Smith’s preoccupations include recollections of the places of childhood and youth, minute in detail and without sentimentality; recollections of friends from former times, as some of the poems’ titles attest, invariably recalled with affection and generosity; and subsequent meetings. There are contrasting evocations of Hobart and Sydney. The intersections of history with the individual are treated, as in ‘History’, about the end of the Cold War, and glancingly in ‘Letter from Sydney’, where the tide toys with storm-blown leaves in a bay ‘as bombs are being dropped on Kosovo’. Smith can be quietly funny too: one of the new poems, ‘Traveller’s Tale’, is an amusing account of the poet’s being kept awake in a hotel by the lovers in the next room. Or so he thinks. I won’t give away the ending.
But it is the close attention to, and evocation of, the natural world that strike me most about Smith’s poetry. The poems are often like pools of quiet observation (in both senses) which, though small in scale, have larger implications, and, though simple in expression, contain complexities. ‘Driven here by dry and traceless need, / need to be silent, simply to be alone, / I half-observe …’ he begins ‘Beyond this Point’, though Smith does himself a disservice in saying he only half-observes. ‘Looking is such a marvellous thing,’ Rilke said, ‘of which we know little; as we look, we are directed wholly outside ourselves.’ Or as Matisse put it, ‘To see is itself a creative operation, requiring effort.’ The descriptive is never merely descriptive; it can lead to discoveries:
A worn rock drags the light down through the sand,
casting a shadow finer than a wrist.
(‘Beyond this Point’)
a moth freighted with fragilities
(‘Night Life’)
The coral trees begin to lose their leaves
letting through the huge waste of the sky
(‘Late May: Sydney’)
Smith seems to look on the world with half-disbelieving wonder. But I am not sure that I would characterise Smith’s poetry as having a ‘sense of transcendence’, as one of the cover notes does. It seems to me more like a heightened awareness of what is within the world than of something beyond it. ‘The inhuman has such perfect clarity’, if we can see it. Given this visual quality, it is not surprising that a number of poems are either dedicated to painters or are about paintings and exhibitions.

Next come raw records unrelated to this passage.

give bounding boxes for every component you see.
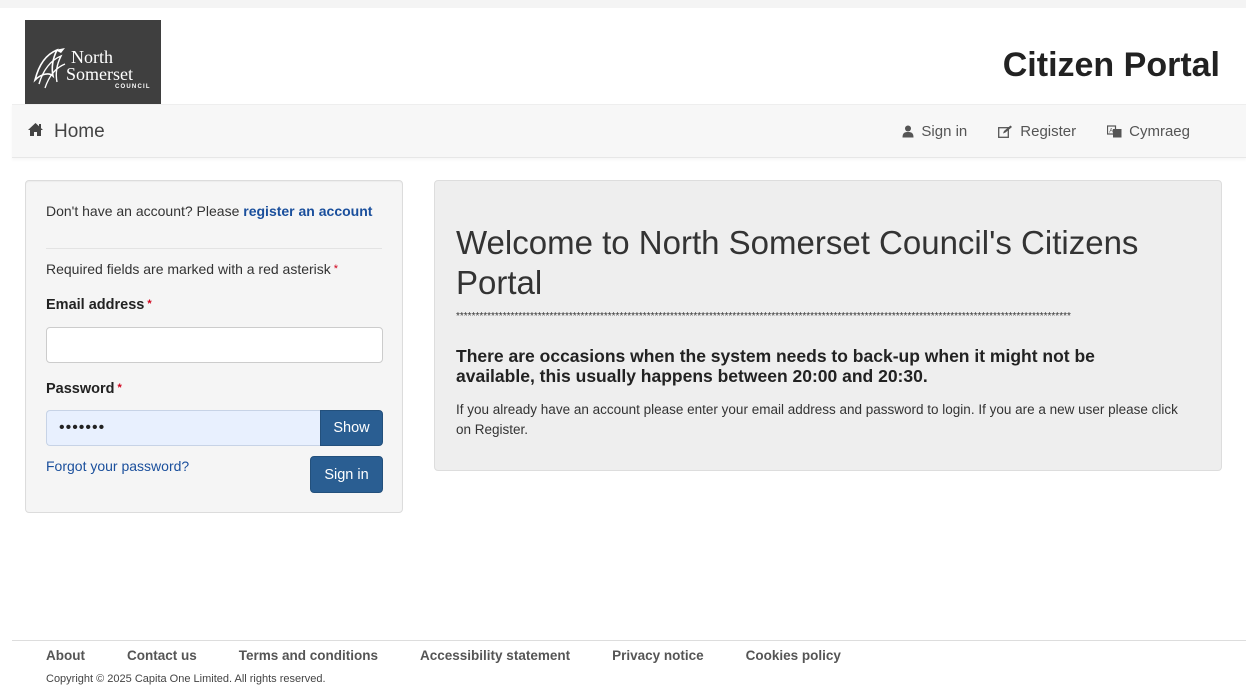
- nav-register-label: Register: [1020, 123, 1077, 140]
- password-label-text: Password: [46, 381, 115, 397]
- user-icon: [902, 125, 914, 138]
- nav-sign-in-label: Sign in: [921, 123, 968, 140]
- language-icon: A: [1107, 125, 1122, 138]
- email-required-asterisk: *: [147, 298, 152, 310]
- nav-right-links: Sign in Register A Cymraeg: [871, 123, 1190, 140]
- asterisk-separator: ****************************************…: [456, 311, 1071, 322]
- welcome-title: Welcome to North Somerset Council's Citi…: [456, 224, 1139, 301]
- site-header: North Somerset COUNCIL Citizen Portal: [0, 0, 1246, 112]
- footer-divider: [12, 640, 1246, 641]
- council-logo[interactable]: North Somerset COUNCIL: [25, 20, 161, 112]
- password-required-asterisk: *: [117, 382, 122, 394]
- footer-link-about[interactable]: About: [46, 648, 85, 663]
- register-account-link[interactable]: register an account: [243, 203, 372, 219]
- welcome-panel: Welcome to North Somerset Council's Citi…: [434, 180, 1222, 471]
- footer-link-cookies[interactable]: Cookies policy: [746, 648, 841, 663]
- nav-sign-in-link[interactable]: Sign in: [902, 123, 967, 140]
- footer-link-contact-us[interactable]: Contact us: [127, 648, 197, 663]
- nav-register-link[interactable]: Register: [998, 123, 1076, 140]
- footer-link-privacy[interactable]: Privacy notice: [612, 648, 704, 663]
- edit-icon: [998, 125, 1013, 138]
- password-group: Show: [46, 410, 383, 446]
- email-field[interactable]: [46, 327, 383, 363]
- home-icon: [27, 121, 44, 143]
- login-instructions: If you already have an account please en…: [456, 402, 1178, 437]
- password-field[interactable]: [46, 410, 321, 446]
- svg-text:A: A: [1109, 129, 1113, 135]
- main-navbar: Home Sign in Register A Cymraeg: [12, 104, 1246, 158]
- register-prompt: Don't have an account? Please register a…: [46, 202, 376, 221]
- required-asterisk: *: [333, 263, 339, 275]
- footer-links: About Contact us Terms and conditions Ac…: [46, 648, 883, 663]
- logo-text-council: COUNCIL: [115, 84, 151, 90]
- nav-home-link[interactable]: Home: [27, 121, 105, 143]
- login-panel: Don't have an account? Please register a…: [25, 180, 403, 513]
- copyright-text: Copyright © 2025 Capita One Limited. All…: [46, 673, 326, 685]
- nav-home-label: Home: [54, 121, 105, 142]
- forgot-password-link[interactable]: Forgot your password?: [46, 458, 189, 474]
- password-label: Password *: [46, 381, 122, 397]
- register-prompt-text: Don't have an account? Please: [46, 203, 240, 219]
- nav-cymraeg-link[interactable]: A Cymraeg: [1107, 123, 1190, 140]
- email-label-text: Email address: [46, 297, 145, 313]
- nav-cymraeg-label: Cymraeg: [1129, 123, 1190, 140]
- footer-link-accessibility[interactable]: Accessibility statement: [420, 648, 570, 663]
- footer-link-terms[interactable]: Terms and conditions: [239, 648, 378, 663]
- maintenance-notice: There are occasions when the system need…: [456, 346, 1095, 386]
- sign-in-button[interactable]: Sign in: [310, 456, 383, 493]
- login-divider: [46, 248, 382, 249]
- logo-text-somerset: Somerset: [66, 64, 133, 84]
- portal-title: Citizen Portal: [1002, 46, 1220, 84]
- email-label: Email address *: [46, 297, 152, 313]
- required-fields-note: Required fields are marked with a red as…: [46, 261, 338, 277]
- required-fields-text: Required fields are marked with a red as…: [46, 261, 331, 277]
- council-crest-icon: North Somerset COUNCIL: [33, 47, 151, 90]
- show-password-button[interactable]: Show: [320, 410, 383, 446]
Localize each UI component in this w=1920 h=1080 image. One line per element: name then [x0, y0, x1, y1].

I will offer a few words about versification. Smith overwhelmingly favours iambic pentameter, and I like to note his ways of varying it. Often he will intermingle shorter lines, as in ‘My Morning Dip’, where the fourth, and rhyming, line of the second stanza is the drastically curtailed ‘the menopause’, with two stresses only, which literally brings one up short. Sometimes subtle disruptions are worked within a line, as in ‘The Room’: ‘They understood her needs, and she, theirs.’ That missing unstressed syllable before ‘theirs’ functions like a musical rest; the reader must pause on ‘she’ or draw it out, which gives an ironic inflection to the line.
Let me conclude my survey of this wonderful book by quoting the end of Anthony Hecht’s ‘The Venetian Vespers’, where the speaker says, ‘I look and look, / As though I could be saved simply by looking …’ Smith’s poetry, you feel, embodies a similar conviction, though the poet himself may not quite believe it.
Can we learn wisdom watching insects now,
or just the art of quiet observation?
(‘Summer of the Lady Birds’)
Perhaps wisdom and the art of quiet observation are not mutually exclusive.